The research programme in general also includes an examination of elementary processes. For example, via stroboscopic lighting using extremely short electron pulses, the researchers are in a position to follow the movement of atoms on surfaces – and thus take a closer look at melting processes and thermal conduction with a time resolution of femtoseconds (10-15 s).

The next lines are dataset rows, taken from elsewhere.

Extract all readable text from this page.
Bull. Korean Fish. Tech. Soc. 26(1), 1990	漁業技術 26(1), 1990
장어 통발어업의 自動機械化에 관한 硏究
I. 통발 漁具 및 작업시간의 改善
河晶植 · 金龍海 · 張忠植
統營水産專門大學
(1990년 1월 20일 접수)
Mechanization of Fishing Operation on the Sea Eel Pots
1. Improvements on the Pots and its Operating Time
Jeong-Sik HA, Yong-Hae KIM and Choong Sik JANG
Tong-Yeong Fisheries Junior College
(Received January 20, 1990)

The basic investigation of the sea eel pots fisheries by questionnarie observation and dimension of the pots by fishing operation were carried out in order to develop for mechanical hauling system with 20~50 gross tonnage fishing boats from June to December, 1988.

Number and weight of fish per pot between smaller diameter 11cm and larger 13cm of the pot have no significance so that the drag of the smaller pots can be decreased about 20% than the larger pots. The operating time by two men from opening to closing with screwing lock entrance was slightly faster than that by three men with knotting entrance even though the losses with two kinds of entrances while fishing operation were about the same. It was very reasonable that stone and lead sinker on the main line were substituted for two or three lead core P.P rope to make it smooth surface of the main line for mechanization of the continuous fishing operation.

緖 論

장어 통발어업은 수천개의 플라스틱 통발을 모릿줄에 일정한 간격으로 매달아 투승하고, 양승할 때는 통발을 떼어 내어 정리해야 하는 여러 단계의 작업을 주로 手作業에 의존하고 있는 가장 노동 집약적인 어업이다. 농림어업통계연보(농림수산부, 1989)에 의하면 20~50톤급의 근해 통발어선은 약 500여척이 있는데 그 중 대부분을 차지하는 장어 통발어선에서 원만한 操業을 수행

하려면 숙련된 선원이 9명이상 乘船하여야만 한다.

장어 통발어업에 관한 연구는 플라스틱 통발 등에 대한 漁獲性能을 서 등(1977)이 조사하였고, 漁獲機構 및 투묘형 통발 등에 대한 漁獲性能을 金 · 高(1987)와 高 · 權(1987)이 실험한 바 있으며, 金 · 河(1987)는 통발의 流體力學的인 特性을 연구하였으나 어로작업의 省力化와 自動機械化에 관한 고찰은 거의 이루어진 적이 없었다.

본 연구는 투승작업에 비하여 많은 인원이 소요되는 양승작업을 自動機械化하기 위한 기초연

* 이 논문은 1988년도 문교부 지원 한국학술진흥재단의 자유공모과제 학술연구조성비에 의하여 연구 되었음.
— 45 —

The nanosciences can operate successfully only in the interplay between experiments and computer simulation. A major focus of theoretical research is the search for (1) materials with optimized magnetic and optical properties for applications in nanotechnology and spintronics as well as (2) for thin layer materials. This will, hopefully, allow silicone-based electronics to be extended by the functionality of magnetic materials. In this respect, Prof. Peter Kratzer has found that ultra-thin manganese silicone layers exhibit unusual magnetic behavior and have the potential to combine magneto-electronics with conventional electronics.
Finally, if we are to assume our social responsibility, it is essential that we also look at the ramifications of possible damage to cells and , i. e, the damage that may occur if nanoparticles get into the environment and are taken up by living organisms. For this reason, the University of Duisburg-Essen initiated a German Research Foundation priority programme under the leadership of Prof. Reinhard Zellner. The programme will be also coordinated by Prof. Zellner during the next few years.